01La metodologia di analisi

Per stimare l’incremento occupazionale nel settore energetico nel 2050, i ricercatori hanno messo a punto un nuovo database globale di fattori occupazionali per 50 Paesi che prende in considerazione tecnologia e categoria lavorativa. Avvalendosi di un modello di valutazione integrata, hanno preso in esame l’impatto degli obiettivi climatici globali sull’occupazione nel settore energetico per rimanere “ben al di sotto dei 2 gradi di aumento della temperatura a livello globale”: un impatto che è stato valutato considerando le diverse tecnologie e fonti energetiche, le tipologie di lavoro e le diverse regioni. Nel dettaglio, l’analisi dei ricercatori si è focalizzata sull’impatto delle variazioni del sistema energetico su quelli che sono definiti “lavori diretti”, ovvero quegli impieghi che sono legati ad attività chiave per le catene di approvvigionamento energetico e che sono più strettamente correlati con la crescita e il declino delle tecnologie energetiche.
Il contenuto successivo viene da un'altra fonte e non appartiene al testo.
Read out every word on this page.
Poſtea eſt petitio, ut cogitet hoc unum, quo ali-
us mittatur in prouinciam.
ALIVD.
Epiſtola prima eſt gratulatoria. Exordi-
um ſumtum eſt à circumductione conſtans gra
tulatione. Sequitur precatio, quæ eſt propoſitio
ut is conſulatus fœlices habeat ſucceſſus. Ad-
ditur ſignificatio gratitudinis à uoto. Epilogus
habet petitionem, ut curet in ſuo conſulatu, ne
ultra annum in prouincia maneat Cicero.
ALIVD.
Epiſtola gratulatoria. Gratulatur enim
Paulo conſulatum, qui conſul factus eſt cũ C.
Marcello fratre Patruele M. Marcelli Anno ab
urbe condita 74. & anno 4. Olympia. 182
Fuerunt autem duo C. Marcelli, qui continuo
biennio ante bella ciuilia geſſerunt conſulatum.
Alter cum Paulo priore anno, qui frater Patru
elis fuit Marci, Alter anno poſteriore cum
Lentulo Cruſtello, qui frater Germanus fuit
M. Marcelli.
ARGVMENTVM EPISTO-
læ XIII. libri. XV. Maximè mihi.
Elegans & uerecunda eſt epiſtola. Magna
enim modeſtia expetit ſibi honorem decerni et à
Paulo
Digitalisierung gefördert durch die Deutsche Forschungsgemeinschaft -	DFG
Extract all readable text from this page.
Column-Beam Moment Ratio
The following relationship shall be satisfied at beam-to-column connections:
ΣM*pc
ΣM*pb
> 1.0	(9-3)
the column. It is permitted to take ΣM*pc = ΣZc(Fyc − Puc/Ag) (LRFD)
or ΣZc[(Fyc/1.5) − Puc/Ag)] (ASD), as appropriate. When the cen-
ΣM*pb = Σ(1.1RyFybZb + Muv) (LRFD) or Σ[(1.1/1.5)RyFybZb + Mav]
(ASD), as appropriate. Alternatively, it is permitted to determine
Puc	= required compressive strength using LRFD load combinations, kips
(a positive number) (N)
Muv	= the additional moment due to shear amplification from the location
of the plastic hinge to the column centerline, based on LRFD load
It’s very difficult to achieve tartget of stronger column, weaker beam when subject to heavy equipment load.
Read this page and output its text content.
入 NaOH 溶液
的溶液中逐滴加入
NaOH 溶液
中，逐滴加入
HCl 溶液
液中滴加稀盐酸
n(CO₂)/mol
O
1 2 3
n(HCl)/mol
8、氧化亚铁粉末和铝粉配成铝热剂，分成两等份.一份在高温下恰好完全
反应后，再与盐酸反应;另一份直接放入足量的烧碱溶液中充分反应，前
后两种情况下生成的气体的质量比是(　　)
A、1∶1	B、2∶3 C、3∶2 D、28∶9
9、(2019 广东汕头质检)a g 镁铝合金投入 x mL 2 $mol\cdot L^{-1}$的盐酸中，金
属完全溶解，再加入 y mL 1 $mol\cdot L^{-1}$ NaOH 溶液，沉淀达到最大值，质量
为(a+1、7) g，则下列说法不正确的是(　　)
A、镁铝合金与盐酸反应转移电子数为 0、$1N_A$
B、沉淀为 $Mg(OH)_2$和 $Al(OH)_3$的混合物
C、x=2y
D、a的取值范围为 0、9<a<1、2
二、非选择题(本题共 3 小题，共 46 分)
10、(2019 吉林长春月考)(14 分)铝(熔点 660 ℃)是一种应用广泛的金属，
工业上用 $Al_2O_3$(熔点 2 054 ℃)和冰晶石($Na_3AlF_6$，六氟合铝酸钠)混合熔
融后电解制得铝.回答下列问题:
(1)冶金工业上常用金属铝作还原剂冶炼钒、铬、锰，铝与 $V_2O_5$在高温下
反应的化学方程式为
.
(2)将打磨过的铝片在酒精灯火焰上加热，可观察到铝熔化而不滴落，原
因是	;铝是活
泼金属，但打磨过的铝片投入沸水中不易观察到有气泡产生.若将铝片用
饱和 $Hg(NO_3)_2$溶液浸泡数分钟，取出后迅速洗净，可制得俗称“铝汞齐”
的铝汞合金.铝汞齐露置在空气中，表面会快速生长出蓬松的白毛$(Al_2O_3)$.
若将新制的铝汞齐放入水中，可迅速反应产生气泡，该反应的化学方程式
02I risultati: 8 milioni posti di lavoro in più nel settore energetico nel 2050

La prestigiosa indagine indica che entro il 2050 i posti di lavoro nel settore dell’energia potrebbero crescere dagli attuali 18 milioni per arrivare a 26 milioni: questo sarà possibile se verrà mantenuta la volontà di rispettare il target previsto dagli accordi di Parigi, cioè limitare l’aumento della temperatura globale a 2 gradi centigradi. L’incremento occupazionale sarebbe il risultato di due azioni congiunte: da un lato, le politiche climatiche efficaci e stringenti aumenterebbero i posti di lavoro del settore energetico globale. Dall’altro lato, la maggior parte dei posti di lavoro nel settore dei combustibili fossili andrebbe persa con il ridimensionamento di questo comparto: in molti Paesi questa perdita potrebbe essere appunto compensata dalle nuove opportunità di lavoro messe a disposizione dal settore delle energie rinnovabili. I risultati dello studio, dunque, parlano chiaro: nel 2050, se gli accordi di Parigi saranno rispettati, l’84% dei posti di lavoro del comparto energetico sarà nel settore delle energie rinnovabili, l’11% in quello dei combustibili fossili e il 5% nel nucleare. Inoltre, mentre i posti di lavoro nel settore dei combustibili fossili diminuirebbero molto rapidamente, ci sarebbe una forte compensazione legata all’aumento del numero di posti di lavoro nei comparti dell’energia solare ed eolica. Infine, i risultati dello studio mostrano come, a livello regionale, il Medio Oriente, il Nord Africa e gli Stati Uniti potrebbero beneficiare di un grosso aumento complessivo dei posti di lavoro del settore energetico, con l’espansione delle energie rinnovabili, mentre la Cina dovrebbe subire una sostanziale perdita di occupazione con il declino del settore del carbone. Riguardo l’Unione europea, gli autori prevedono un generale incremento dei posti di lavoro rispetto a oggi a prescindere dagli scenari di riferimento.